Friday, Dec. 16, 1966

Tension Below the Surface

MIDDLE EAST

Outwardly, Jordan's frontier with Israel seemed calm enough. Gunfire along the border had died away. In Jordan's frontier towns of Nablus, Hebron and Ramallah, old men puffed their snake-stemmed hookahs outside coffeehouses, and traffic beeped its way back to normal. But beneath the surface, tensions were tight. "The whole place," said one of King Hussein's former Cabinet ministers, "is ready to blow."

Hussein's refusal to arm Jordan's Palestinian refugees against another attack by Israel had merely spurred the flow of contraband weapons that have been filtering quietly into refugee camps on both sides of the Jordan River. Jordanian troops uncovered one huge arms cache in Hebron and, after a blazing gunfight that left one policeman dead, intercepted another truckload of weapons heading into Nablus. At an anti-Hussein demonstration in Damascus, Syrian Chief of State Noureddin Attassi promised Jordanians all the weapons they needed--not to fight Israel, but to overthrow Hussein. "Today," Attassi roared, "Jordan will be liberated and tomorrow Palestine."
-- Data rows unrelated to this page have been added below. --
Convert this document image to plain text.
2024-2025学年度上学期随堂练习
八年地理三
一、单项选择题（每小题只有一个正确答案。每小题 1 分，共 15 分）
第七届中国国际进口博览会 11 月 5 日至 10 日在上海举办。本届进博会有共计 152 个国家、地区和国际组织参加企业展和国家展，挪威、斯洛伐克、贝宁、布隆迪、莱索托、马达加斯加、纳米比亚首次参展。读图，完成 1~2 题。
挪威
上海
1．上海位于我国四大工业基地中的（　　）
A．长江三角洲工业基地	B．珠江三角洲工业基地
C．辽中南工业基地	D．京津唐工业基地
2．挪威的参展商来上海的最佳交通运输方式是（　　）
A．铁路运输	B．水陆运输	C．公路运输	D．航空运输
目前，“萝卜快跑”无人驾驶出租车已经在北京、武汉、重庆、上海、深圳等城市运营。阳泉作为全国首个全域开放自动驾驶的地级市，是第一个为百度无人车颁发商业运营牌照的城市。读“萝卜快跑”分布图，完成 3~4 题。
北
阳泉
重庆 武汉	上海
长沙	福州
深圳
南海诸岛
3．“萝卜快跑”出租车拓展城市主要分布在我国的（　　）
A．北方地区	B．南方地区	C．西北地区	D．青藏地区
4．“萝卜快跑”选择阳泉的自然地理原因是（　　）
At an emergency meeting in Cairo, the Arab League's Defense Council once again demanded that Hussein bolster his border defenses with troops from neighboring Arab countries; and once again, the little King refused, realizing that such troops would be a potential fifth column that could bring down his throne. That was small consolation to the angry, anxious Palestinian refugees who live close to the frontier with Israel. They demand protection from Israeli attack, and they do not care who supplies it. If the King will not, many of them are in a mood to turn to another ruler who will.